Following the conclusion of Donald Trump’s second term as president, the SEC chose to withdraw its lawsuits against both ConsenSys and Uniswap, along with several other significant cryptocurrency firms. In their recent correspondence with the SEC, Andreessen Horowitz and the DeFi Education Fund acknowledged the existing classifications that could potentially ensnare decentralized app developers under the broker-dealer definition, asserting that this interpretation is inappropriate for dapps adhering to their proposed criteria, which they argue do not foster traditional financial risks.

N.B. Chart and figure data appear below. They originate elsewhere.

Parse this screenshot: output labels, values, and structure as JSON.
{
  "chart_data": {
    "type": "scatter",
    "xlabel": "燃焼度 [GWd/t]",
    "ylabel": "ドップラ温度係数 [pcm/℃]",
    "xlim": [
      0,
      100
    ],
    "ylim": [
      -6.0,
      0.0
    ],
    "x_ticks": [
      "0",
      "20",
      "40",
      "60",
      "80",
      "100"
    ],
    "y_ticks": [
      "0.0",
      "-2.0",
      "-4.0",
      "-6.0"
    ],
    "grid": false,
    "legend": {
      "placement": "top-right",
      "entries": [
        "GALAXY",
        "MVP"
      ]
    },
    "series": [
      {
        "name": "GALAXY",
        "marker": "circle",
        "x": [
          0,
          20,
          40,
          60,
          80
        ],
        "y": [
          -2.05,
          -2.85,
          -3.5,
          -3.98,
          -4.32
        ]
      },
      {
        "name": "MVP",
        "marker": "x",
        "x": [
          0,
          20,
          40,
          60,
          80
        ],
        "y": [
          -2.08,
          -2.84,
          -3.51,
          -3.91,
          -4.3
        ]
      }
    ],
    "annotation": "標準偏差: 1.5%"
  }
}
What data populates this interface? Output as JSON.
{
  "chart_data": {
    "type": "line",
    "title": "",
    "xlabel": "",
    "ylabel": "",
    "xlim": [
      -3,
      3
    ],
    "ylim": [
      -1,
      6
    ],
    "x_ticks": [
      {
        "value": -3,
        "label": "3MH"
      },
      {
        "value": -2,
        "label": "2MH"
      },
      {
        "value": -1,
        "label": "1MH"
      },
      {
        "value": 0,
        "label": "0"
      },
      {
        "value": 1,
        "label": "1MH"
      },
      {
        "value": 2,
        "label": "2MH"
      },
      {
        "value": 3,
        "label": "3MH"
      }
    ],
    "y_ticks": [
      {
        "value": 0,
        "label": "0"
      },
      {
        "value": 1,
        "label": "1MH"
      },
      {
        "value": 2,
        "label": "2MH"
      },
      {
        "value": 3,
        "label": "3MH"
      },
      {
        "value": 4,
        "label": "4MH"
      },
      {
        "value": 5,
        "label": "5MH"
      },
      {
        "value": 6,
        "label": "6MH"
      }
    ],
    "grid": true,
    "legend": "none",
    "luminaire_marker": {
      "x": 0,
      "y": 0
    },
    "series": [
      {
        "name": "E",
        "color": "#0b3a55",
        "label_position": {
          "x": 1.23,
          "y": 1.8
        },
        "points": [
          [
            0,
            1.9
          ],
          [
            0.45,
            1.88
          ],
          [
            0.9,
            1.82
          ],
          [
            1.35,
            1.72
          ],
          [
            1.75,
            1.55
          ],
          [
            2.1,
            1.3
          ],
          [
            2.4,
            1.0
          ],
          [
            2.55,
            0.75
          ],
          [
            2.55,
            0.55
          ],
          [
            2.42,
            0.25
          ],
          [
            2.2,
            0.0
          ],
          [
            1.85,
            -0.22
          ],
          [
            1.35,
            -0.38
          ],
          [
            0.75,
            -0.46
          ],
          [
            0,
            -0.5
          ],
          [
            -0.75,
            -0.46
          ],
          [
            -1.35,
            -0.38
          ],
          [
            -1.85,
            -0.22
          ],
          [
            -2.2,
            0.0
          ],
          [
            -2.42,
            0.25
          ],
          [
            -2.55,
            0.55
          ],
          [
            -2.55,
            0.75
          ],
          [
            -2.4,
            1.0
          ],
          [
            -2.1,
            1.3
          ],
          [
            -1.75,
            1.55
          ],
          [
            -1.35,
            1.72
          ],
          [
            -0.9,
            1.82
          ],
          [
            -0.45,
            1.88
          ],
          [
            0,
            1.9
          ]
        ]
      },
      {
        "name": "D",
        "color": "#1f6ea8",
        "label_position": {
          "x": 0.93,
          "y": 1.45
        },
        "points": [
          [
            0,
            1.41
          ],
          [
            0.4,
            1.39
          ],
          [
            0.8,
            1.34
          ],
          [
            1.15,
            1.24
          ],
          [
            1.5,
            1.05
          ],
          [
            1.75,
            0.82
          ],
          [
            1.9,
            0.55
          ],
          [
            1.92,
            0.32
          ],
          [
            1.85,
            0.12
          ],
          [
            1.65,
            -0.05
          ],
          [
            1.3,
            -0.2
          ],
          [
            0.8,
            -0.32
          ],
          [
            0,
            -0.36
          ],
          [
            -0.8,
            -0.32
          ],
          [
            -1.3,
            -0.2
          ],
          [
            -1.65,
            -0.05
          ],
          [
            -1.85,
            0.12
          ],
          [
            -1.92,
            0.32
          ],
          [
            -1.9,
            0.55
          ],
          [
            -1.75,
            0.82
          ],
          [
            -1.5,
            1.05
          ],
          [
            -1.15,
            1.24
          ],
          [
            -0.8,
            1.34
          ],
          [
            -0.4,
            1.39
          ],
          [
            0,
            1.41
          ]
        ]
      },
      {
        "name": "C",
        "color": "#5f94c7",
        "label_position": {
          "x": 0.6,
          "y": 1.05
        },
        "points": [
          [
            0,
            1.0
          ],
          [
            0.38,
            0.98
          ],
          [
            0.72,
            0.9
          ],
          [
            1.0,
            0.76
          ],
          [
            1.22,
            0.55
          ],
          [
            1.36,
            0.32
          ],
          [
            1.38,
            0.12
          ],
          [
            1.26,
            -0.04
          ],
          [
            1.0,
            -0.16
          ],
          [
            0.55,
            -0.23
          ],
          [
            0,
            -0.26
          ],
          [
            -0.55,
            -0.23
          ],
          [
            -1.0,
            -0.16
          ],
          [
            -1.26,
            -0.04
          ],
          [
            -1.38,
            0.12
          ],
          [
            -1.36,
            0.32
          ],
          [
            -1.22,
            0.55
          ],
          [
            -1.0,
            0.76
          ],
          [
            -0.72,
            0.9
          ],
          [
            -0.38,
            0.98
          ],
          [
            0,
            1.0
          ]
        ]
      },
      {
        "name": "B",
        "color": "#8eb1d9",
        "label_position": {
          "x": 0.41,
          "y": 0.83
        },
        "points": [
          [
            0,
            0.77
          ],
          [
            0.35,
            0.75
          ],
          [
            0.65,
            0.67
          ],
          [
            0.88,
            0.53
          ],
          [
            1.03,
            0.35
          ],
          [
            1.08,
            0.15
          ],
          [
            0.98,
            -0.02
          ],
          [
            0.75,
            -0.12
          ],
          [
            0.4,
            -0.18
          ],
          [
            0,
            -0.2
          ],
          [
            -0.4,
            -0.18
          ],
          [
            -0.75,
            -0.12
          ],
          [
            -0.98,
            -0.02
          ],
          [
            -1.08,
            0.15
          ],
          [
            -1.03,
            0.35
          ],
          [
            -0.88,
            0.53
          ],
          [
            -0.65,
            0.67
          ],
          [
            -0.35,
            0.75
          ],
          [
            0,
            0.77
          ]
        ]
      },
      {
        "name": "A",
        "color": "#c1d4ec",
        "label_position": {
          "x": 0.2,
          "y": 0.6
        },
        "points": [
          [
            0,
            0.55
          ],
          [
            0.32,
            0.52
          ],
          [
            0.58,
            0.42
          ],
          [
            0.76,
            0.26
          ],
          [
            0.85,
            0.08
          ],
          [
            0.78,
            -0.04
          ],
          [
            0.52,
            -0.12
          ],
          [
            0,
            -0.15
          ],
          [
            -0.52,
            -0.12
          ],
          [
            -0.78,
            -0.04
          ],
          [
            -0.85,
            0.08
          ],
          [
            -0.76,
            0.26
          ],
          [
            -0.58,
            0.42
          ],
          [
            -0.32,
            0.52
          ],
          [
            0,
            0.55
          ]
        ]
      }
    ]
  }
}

Concerns Over Decentralization

The submitters emphasized that due to the inherently off-chain nature of dapps, centralized operators typically play a crucial role in their management. They argued that overly stringent demands for immediate decentralization could stifle innovation and possibly expose investors to risks from unresolved security vulnerabilities. The letter cautioned that premature removal of operational control could harm investor confidence and create security issues by forcing developers to rush into complete decentralization.

Conclusion

This proposal comes on the heels of recent initiatives from the White House and the SEC to refine securities laws to better accommodate digital assets and foster domestic growth in the crypto sector. Notably, SEC Chair Paul Atkins recently announced “Project Crypto”, which aims to provide clear guidelines, exemptions, and safe harbors for various categories of crypto projects, asserting a commitment to supporting the evolving landscape of cryptocurrency. Amanda Tuminelli, the executive director of the DeFi Education Fund, expressed in the proposal that developers require clarity to progress without fear of navigating unreasonable regulations that clash with the practicalities of their technologies.